Amigas criam grupo no Facebook para pagar boletos de desconhecidos
Um grupo de amigas, ligadas a cinema, artes visuais, literatura e teatro, conseguiu em tempo recorde, pouco menos de duas semanas, criar uma corrente virtual de solidariedade, em meio à pandemia do coronavírus. Até o fechamento dessa reportagem, o Boleto+1, abrigado no Facebook, reunia mais de 22 mil pessoas de todo o país, em sua maioria mulheres, mais de 60 delas de Salvador. “Imaginava que seria algo que não passaria muito do nosso quintal”, diz a cineasta Tatiana Nequette, uma das administradoras.
De um lado da tela, pessoas que precisam de ajuda.

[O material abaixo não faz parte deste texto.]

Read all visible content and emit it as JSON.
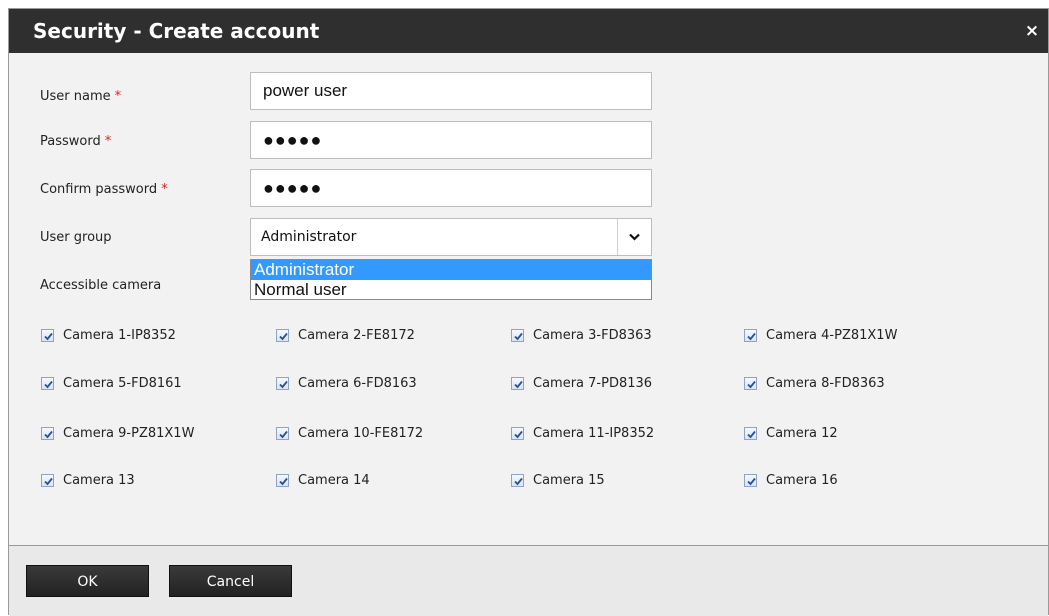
{
  "dialog": {
    "title": "Security - Create account",
    "close_label": "×"
  },
  "form": {
    "username_label": "User name",
    "username_value": "power user",
    "password_label": "Password",
    "password_value": "●●●●●",
    "confirm_label": "Confirm password",
    "confirm_value": "●●●●●",
    "required_marker": "*",
    "group_label": "User group",
    "group_value": "Administrator",
    "group_options": [
      "Administrator",
      "Normal user"
    ],
    "accessible_label": "Accessible camera"
  },
  "cameras": [
    {
      "label": "Camera 1-IP8352",
      "checked": true
    },
    {
      "label": "Camera 2-FE8172",
      "checked": true
    },
    {
      "label": "Camera 3-FD8363",
      "checked": true
    },
    {
      "label": "Camera 4-PZ81X1W",
      "checked": true
    },
    {
      "label": "Camera 5-FD8161",
      "checked": true
    },
    {
      "label": "Camera 6-FD8163",
      "checked": true
    },
    {
      "label": "Camera 7-PD8136",
      "checked": true
    },
    {
      "label": "Camera 8-FD8363",
      "checked": true
    },
    {
      "label": "Camera 9-PZ81X1W",
      "checked": true
    },
    {
      "label": "Camera 10-FE8172",
      "checked": true
    },
    {
      "label": "Camera 11-IP8352",
      "checked": true
    },
    {
      "label": "Camera 12",
      "checked": true
    },
    {
      "label": "Camera 13",
      "checked": true
    },
    {
      "label": "Camera 14",
      "checked": true
    },
    {
      "label": "Camera 15",
      "checked": true
    },
    {
      "label": "Camera 16",
      "checked": true
    }
  ],
  "footer": {
    "ok_label": "OK",
    "cancel_label": "Cancel"
  }
}
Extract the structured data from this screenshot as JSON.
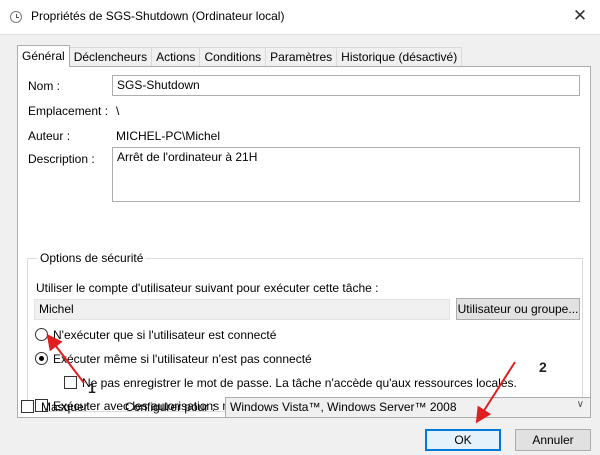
{
  "window": {
    "title": "Propriétés de SGS-Shutdown (Ordinateur local)",
    "close_glyph": "✕"
  },
  "tabs": [
    "Général",
    "Déclencheurs",
    "Actions",
    "Conditions",
    "Paramètres",
    "Historique (désactivé)"
  ],
  "general": {
    "name_label": "Nom :",
    "name_value": "SGS-Shutdown",
    "location_label": "Emplacement :",
    "location_value": "\\",
    "author_label": "Auteur :",
    "author_value": "MICHEL-PC\\Michel",
    "description_label": "Description :",
    "description_value": "Arrêt de l'ordinateur à 21H"
  },
  "security": {
    "legend": "Options de sécurité",
    "account_prompt": "Utiliser le compte d'utilisateur suivant pour exécuter cette tâche :",
    "account_value": "Michel",
    "user_group_button": "Utilisateur ou groupe...",
    "radio_logged_on": "N'exécuter que si l'utilisateur est connecté",
    "radio_any": "Exécuter même si l'utilisateur n'est pas connecté",
    "no_store_password": "Ne pas enregistrer le mot de passe. La tâche n'accède qu'aux ressources locales.",
    "highest_privileges": "Exécuter avec les autorisations maximales"
  },
  "footer": {
    "hidden_label": "Masquer",
    "configure_label": "Configurer pour :",
    "configure_value": "Windows Vista™, Windows Server™ 2008",
    "ok_label": "OK",
    "cancel_label": "Annuler"
  },
  "annotations": {
    "marker_1": "1",
    "marker_2": "2",
    "arrow_color": "#e02020"
  }
}
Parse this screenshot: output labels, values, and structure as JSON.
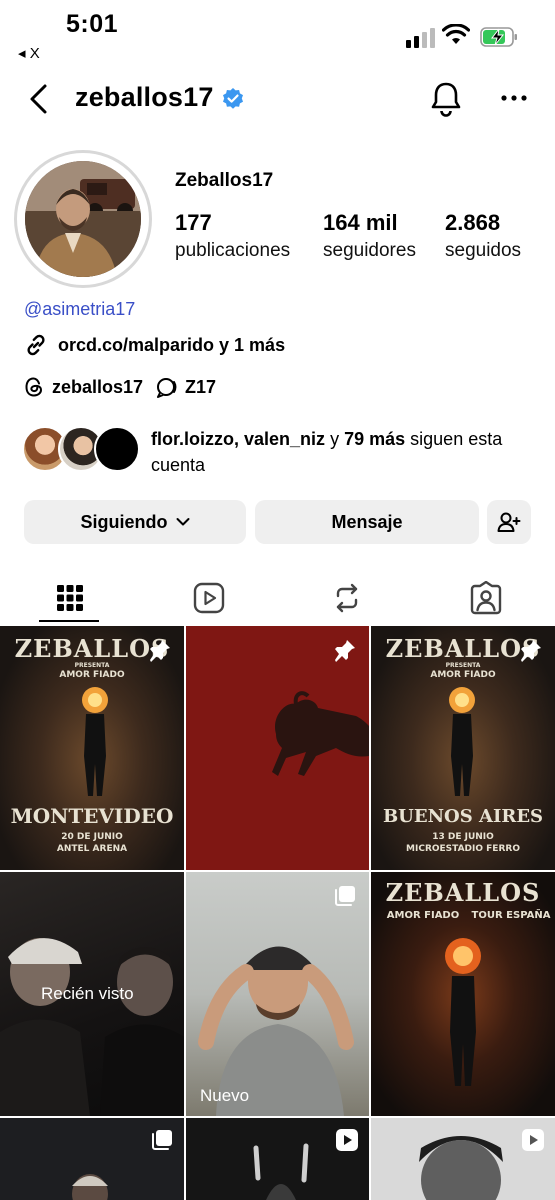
{
  "status_bar": {
    "time": "5:01",
    "back_app": "◂ X"
  },
  "header": {
    "username": "zeballos17"
  },
  "profile": {
    "display_name": "Zeballos17",
    "stats": [
      {
        "value": "177",
        "label": "publicaciones"
      },
      {
        "value": "164 mil",
        "label": "seguidores"
      },
      {
        "value": "2.868",
        "label": "seguidos"
      }
    ],
    "handle": "@asimetria17",
    "link": "orcd.co/malparido y 1 más",
    "threads_handle": "zeballos17",
    "channel": "Z17",
    "followed_by": {
      "users": "flor.loizzo, valen_niz",
      "connector": "y",
      "others": "79 más",
      "suffix": "siguen esta cuenta"
    }
  },
  "actions": {
    "following": "Siguiendo",
    "message": "Mensaje"
  },
  "grid": {
    "poster1": {
      "brand": "ZEBALLOS",
      "presenta": "PRESENTA",
      "tour": "AMOR FIADO",
      "city": "MONTEVIDEO",
      "date": "20 DE JUNIO",
      "venue": "ANTEL ARENA"
    },
    "poster3": {
      "brand": "ZEBALLOS",
      "presenta": "PRESENTA",
      "tour": "AMOR FIADO",
      "city": "BUENOS AIRES",
      "date": "13 DE JUNIO",
      "venue": "MICROESTADIO FERRO"
    },
    "poster6": {
      "brand": "ZEBALLOS",
      "tour": "AMOR FIADO",
      "tour2": "TOUR ESPAÑA"
    },
    "recent_label": "Recién visto",
    "new_label": "Nuevo"
  }
}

Do outro, quem pode e deseja oferecer apoio. O distanciamento físico? Só um detalhe. Acessando o grupo, mulheres contam com outras, dispostas a auxiliar no período de quarentena, pagando uma conta de luz ou de água online, via código de barras, fazendo doações em dinheiro, por transferência bancária, ou oferecendo visibilidade à venda de produtos.
Após ser apoiada pelo grupo de mulheres, uma delas, a baiana Joyce Correia, retornou para agradecer e oferecer a doação de roupas de seu filho mais velho a alguém que delas necessitasse. “Vocês são luz, são o motivo de acreditar que o mundo pode melhorar, agradeço a todos que me ajudaram, não só com comida e dinheiro, mas também aos que me ajudaram em oração”, escreveu em seu agradecimento. Depois de trabalhar como secretária e atendente em restaurantes, Joyce está desempregada.

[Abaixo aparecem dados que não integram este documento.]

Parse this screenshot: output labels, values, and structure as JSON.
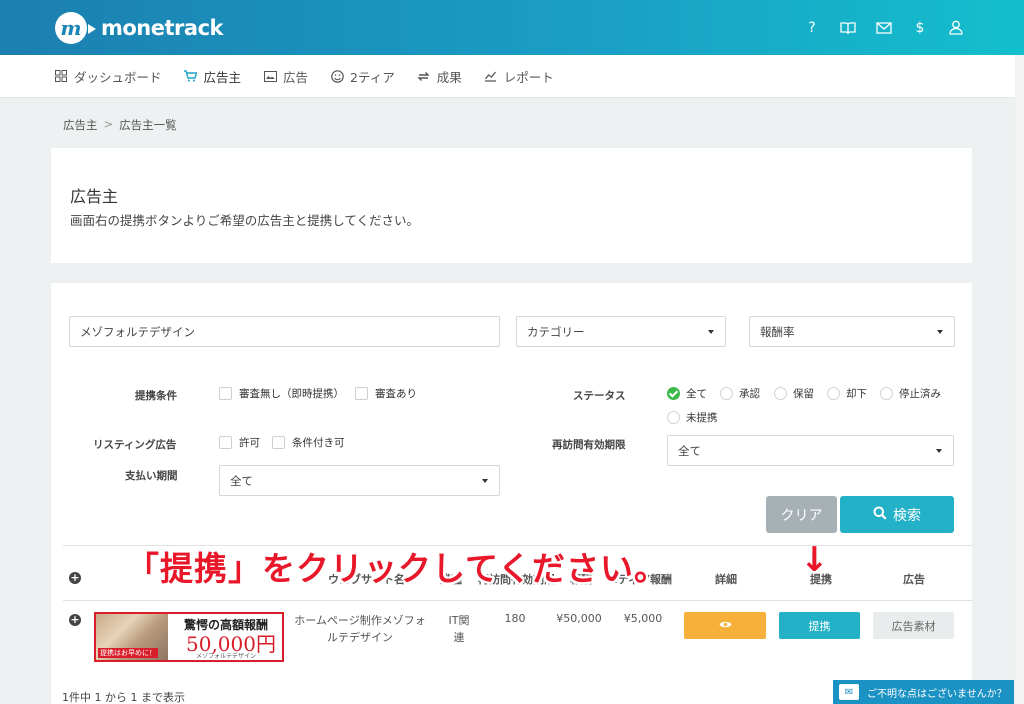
{
  "header": {
    "logo_text": "monetrack",
    "logo_mark": "m",
    "icons": [
      "help-icon",
      "manual-book-icon",
      "mail-icon",
      "dollar-icon",
      "user-icon"
    ]
  },
  "nav": {
    "items": [
      {
        "label": "ダッシュボード",
        "icon": "grid-icon"
      },
      {
        "label": "広告主",
        "icon": "cart-icon",
        "active": true
      },
      {
        "label": "広告",
        "icon": "ad-icon"
      },
      {
        "label": "2ティア",
        "icon": "smile-icon"
      },
      {
        "label": "成果",
        "icon": "exchange-icon"
      },
      {
        "label": "レポート",
        "icon": "chart-line-icon"
      }
    ]
  },
  "breadcrumb": {
    "parent": "広告主",
    "separator": ">",
    "current": "広告主一覧"
  },
  "intro": {
    "title": "広告主",
    "description": "画面右の提携ボタンよりご希望の広告主と提携してください。"
  },
  "search": {
    "keyword_value": "メゾフォルテデザイン",
    "category_value": "カテゴリー",
    "reward_rate_value": "報酬率",
    "conditions_label": "提携条件",
    "condition_options": [
      "審査無し（即時提携）",
      "審査あり"
    ],
    "status_label": "ステータス",
    "status_options": [
      "全て",
      "承認",
      "保留",
      "却下",
      "停止済み",
      "未提携"
    ],
    "listing_label": "リスティング広告",
    "listing_options": [
      "許可",
      "条件付き可"
    ],
    "revisit_label": "再訪問有効期限",
    "revisit_value": "全て",
    "payment_label": "支払い期間",
    "payment_value": "全て",
    "clear_button": "クリア",
    "search_button": "検索"
  },
  "annotation": {
    "text": "「提携」をクリックしてください。",
    "arrow": "↓"
  },
  "table": {
    "headers": [
      "",
      "広告",
      "サイト名",
      "業種",
      "再訪問有効期限",
      "報酬",
      "2ティア報酬",
      "詳細",
      "提携",
      "広告"
    ],
    "visible_headers": {
      "site": "ウェブサイト名",
      "industry": "業種",
      "revisit": "再訪問有効期限",
      "reward": "報酬",
      "tier2": "2ティア報酬",
      "detail": "詳細",
      "partner": "提携",
      "ad": "広告"
    },
    "rows": [
      {
        "banner_line1": "驚愕の高額報酬",
        "banner_amount": "50,000円",
        "banner_brand": "メゾフォルテデザイン",
        "banner_badge": "提携はお早めに！",
        "site_name": "ホームページ制作メゾフォルテデザイン",
        "industry": "IT関連",
        "revisit_days": "180",
        "reward": "¥50,000",
        "tier2_reward": "¥5,000",
        "partner_button": "提携",
        "material_button": "広告素材"
      }
    ]
  },
  "footer": {
    "count_text": "1件中 1 から 1 まで表示"
  },
  "help": {
    "label": "ご不明な点はございませんか？"
  },
  "colors": {
    "accent": "#22a4c5",
    "detail_button": "#f7b13a",
    "annotation": "#e8182a",
    "clear_button": "#a7b1b5"
  }
}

Em quarentena, assim como todos os seus milhares de usuários, as administradoras do Boleto+1 têm se concentrado em dar conta da crescente demanda, já que a organização é fundamental para manter a credibilidade. E se preocupam agora em consolidar a rede, inserindo serviços considerados essenciais nesse momento. A intenção é formar uma equipe voluntária de profissionais de saúde (médicos, enfermeiras, psiquiatras e psicanalistas) para atendimento online.
Mais que um post
A rede de generosidade criada pelas “boleteiras”, como elas se autointitulam, teve origem em um post numa rede social, em 16 de março, e foi se consolidando em reuniões por Skype, telefonemas e mensagens inbox. Professora de teatro e atriz, Janaína Kremer estava em quarentena em sua casa quando decidiu desabafar sobre a angústia que sentia em relação às mulheres que não podiam parar de trabalhar em meio à pandemia. A postagem não passou batida e fez a diretora de fotografia Lívia Pasqual sugerir a criação de um grupo, formado por amigas. “Eu dei uma ideia, levantei uma questão, mas foram elas que ajudaram a tornar essa ideia um projeto sério”, observa Janaína,
As duas convocaram, então, a atriz Priscila Guerra, a cineasta Tatiana Nequette e a artista visual Caroline Faleiro. Distanciamento físico? Só um detalhe. Janaína mora em uma cidade no interior do Rio Grande do Sul, Montenegro, enquanto Priscila, Tatiana e Lívia moram em Porto Alegre e Caroline reside em São Paulo. Moderadoras, também voluntárias, foram adicionadas, para ajudar na enxurrada de apelos e acompanhar o atendimento aos pedidos, que vão do desespero à fome.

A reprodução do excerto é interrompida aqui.